Klima - Milde Winter und kühle Sommer

Tiefland und Mittelgebirge - ganz unterschiedliche Regionen: Südwestfalen liegt in einem Bereich, der klimatisch stark vom Meer beeinflusst wird (atlantisches Klima). Der Einfluss des Meeres entsteht durch die ausgleichende Wirkung der Wassermassen der Meere auf die Lufttemperatur. Die Winter in den atlantisch geprägten Klimazonen sind in der Regel mild und die Sommer meist kühl. Je weiter das Land vom Meer entfernt liegt, desto geringer ist dieser Meereseinfluss. Dann spricht man von kontinental geprägtem Klima. Gelegentlich setzt sich in Südwestfalen ein kontinentaler Einfluss mit längeren Phasen hohen Luftdrucks durch. Das führt im Sommer bei sommerlichem Wetter zu hohen Temperaturen, im Winter sind kontinentale Einflüsse oft mit Kälteperioden verbunden.

Temperatur, Wind und Niederschläge sind – neben globalen Einflüssen – in starkem Maße auch von Relief und Höhenlage abhängig. Das zeigt sich besonders in Südwestfalen. Die nördlichen, flachen Bereiche in den Niederungen der Lippeaue und am Haarstrang unterscheiden sich von der Witterung her erheblich von den Hochlagen des Berglandes.

Mittlere Jahrestemperatur: Während die durchschnittliche mittlere Jahrestemperatur in den Niederungen der Westfälischen Bucht ca. 9 ° C beträgt, liegt dieser Wert in den Hochlagen von Sauer- und Siegerland nur zwischen 5 und 8 °C. Mit weniger als durchschnittlich 60 Frosttagen pro Jahr ist die Westfälische Bucht deutlich weniger vom Frost betroffen als die Höhenlagen. Fast ein Drittel aller Tage im Jahr sind in den Höhenlagen des Sauer- und Siegerlandes Frosttage (Lanuv NRW 2014).
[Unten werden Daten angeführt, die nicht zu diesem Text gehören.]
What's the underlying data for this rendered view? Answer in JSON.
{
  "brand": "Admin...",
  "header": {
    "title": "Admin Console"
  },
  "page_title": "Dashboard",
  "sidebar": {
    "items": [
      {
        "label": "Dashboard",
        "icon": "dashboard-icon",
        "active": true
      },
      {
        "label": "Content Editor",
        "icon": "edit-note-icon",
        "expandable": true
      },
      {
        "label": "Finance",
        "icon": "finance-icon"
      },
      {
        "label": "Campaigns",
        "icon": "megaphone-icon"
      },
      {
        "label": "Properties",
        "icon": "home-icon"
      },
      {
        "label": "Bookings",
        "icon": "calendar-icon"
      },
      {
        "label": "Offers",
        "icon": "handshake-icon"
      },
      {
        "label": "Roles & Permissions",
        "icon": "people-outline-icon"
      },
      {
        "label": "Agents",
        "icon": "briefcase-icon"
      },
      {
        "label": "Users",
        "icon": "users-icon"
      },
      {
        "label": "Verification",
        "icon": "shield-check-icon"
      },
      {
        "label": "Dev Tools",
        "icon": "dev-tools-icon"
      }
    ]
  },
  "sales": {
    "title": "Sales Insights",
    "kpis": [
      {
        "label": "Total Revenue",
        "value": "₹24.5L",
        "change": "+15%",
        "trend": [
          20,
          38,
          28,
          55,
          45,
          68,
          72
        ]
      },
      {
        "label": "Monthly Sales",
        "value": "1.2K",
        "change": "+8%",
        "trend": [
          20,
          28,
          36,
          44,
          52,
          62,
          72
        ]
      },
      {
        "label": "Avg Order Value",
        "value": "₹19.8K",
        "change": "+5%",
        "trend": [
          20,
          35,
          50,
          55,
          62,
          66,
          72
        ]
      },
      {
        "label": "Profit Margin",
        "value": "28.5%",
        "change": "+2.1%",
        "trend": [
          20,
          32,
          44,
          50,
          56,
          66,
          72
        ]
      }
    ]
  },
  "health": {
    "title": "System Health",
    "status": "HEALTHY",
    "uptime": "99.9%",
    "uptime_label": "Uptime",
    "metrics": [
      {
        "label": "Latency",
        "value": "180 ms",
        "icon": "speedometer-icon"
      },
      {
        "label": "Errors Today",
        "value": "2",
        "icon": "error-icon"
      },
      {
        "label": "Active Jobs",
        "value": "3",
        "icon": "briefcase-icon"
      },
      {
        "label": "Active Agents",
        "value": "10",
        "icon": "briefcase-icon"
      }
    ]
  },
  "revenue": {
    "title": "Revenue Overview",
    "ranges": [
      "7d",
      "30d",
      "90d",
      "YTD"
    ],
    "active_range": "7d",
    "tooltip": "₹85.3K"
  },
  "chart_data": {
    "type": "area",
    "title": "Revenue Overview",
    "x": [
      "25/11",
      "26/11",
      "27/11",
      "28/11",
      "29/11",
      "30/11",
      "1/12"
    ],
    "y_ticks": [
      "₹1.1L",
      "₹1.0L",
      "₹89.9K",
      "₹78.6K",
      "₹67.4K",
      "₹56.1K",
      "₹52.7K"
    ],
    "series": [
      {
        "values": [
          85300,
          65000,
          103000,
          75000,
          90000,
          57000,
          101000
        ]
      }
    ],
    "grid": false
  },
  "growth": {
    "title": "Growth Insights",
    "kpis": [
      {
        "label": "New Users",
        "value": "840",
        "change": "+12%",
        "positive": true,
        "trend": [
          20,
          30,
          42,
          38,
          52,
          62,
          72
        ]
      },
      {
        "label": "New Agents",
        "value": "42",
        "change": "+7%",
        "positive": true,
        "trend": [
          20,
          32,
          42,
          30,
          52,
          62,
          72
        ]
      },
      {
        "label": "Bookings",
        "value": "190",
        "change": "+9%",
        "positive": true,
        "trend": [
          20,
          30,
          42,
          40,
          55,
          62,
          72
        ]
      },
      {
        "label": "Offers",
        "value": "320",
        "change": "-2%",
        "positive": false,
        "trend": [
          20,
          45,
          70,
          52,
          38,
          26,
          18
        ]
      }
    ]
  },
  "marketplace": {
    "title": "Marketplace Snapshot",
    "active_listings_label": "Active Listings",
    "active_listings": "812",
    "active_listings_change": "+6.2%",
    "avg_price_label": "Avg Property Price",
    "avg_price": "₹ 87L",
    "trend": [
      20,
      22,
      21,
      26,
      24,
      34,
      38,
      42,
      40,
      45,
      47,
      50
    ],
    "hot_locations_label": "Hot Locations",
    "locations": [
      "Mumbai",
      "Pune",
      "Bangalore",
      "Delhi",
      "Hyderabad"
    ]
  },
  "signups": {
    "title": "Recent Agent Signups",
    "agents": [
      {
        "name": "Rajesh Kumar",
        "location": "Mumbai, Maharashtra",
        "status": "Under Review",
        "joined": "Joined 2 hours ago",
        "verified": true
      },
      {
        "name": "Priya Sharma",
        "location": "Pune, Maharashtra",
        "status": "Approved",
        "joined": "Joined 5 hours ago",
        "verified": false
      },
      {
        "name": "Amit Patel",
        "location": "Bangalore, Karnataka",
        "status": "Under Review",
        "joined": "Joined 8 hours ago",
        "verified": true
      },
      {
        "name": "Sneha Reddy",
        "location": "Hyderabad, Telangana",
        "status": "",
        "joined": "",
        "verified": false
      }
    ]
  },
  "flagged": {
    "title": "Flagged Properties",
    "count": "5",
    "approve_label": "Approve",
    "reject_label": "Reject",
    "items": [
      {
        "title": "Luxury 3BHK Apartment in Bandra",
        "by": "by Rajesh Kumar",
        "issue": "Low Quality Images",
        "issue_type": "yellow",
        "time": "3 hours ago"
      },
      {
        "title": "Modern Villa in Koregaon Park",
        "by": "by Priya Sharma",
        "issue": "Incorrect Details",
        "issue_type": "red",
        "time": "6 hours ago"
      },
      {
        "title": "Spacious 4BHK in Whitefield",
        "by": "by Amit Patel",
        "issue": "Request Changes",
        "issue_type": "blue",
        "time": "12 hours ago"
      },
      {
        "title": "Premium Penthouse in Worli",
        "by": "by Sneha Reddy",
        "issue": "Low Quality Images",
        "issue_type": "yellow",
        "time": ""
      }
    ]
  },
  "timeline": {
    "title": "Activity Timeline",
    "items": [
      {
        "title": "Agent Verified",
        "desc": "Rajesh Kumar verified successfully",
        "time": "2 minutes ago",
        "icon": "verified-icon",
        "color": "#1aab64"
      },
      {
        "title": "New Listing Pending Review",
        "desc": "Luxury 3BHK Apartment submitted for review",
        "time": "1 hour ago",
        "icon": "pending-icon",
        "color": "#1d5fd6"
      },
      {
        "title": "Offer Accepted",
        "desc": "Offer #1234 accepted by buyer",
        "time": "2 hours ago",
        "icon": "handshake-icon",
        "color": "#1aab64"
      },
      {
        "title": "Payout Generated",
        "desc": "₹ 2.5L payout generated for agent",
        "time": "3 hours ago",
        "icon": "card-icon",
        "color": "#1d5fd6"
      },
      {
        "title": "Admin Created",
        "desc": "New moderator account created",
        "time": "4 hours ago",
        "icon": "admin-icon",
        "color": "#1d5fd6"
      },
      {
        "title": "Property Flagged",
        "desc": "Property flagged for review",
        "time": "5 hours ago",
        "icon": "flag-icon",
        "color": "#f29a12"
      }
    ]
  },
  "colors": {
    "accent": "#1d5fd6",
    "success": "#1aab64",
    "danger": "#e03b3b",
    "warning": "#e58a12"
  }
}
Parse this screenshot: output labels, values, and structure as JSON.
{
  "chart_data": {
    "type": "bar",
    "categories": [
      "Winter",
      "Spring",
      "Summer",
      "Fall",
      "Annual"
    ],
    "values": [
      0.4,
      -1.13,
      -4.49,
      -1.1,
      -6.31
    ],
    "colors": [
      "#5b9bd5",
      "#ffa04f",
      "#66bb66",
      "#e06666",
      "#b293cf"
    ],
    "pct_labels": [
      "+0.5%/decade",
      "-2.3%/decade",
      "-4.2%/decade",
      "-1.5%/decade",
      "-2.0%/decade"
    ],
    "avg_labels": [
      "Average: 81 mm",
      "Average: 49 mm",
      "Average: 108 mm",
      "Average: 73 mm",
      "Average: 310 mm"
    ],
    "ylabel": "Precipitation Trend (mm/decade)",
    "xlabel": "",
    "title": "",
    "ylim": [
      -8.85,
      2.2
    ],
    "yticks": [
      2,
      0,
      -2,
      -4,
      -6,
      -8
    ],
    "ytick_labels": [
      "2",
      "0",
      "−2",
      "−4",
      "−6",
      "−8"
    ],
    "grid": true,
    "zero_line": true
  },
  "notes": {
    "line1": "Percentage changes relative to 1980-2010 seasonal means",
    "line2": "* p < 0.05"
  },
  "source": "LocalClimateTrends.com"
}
Niederschläge: Umgekehrt verhält es sich mit den Niederschlägen. Die Niederschlagsmengen Südwestfalens nehmen mit der Höhe des Geländes zu, sie sind allerdings auch abhängig von der Exposition.
Da das Wetter Nordrhein-Westfalens vor allem von Wetterlagen aus West und Südwest bestimmt wird, fällt an den windzugewandten West- bzw. Südwesthängen der Gebirge (Luvlage) mehr Niederschlag. Die Wolken müssen hier aufsteigen und regnen ab. Demgegenüber fallen die Niederschlagsmengen an den windabgewandten Seiten (Leelage) des Kern- und Südsauerlandes wieder merklich ab. Das höhere Hochsauerland liegt wieder in Luvlage und weist entsprechend hohe Niederschlagsmengen von bis zu 1700 Millimeter pro Jahr auf.
Betrachtet man die Verteilung der Niederschlagsmengen über das Jahr fallen, insgesamt zwei Maxima auf, eines im Sommer (meist Juli) und ein zweites im Winter (meist Dezember). In den Höhenlagen des Südwestfälischen Berglandes tritt das Hauptmaximum in den Wintermonaten auf, während in den Niederungen die meisten Niederschläge im Sommer fallen, wenn die stärkere Sonneneinstrahlung vermehrt zu Gewittern und Regenschauern führt. In der Westfälischen Bucht fallen zwischen 600 und 1000 Millimeter Niederschlag pro Jahr.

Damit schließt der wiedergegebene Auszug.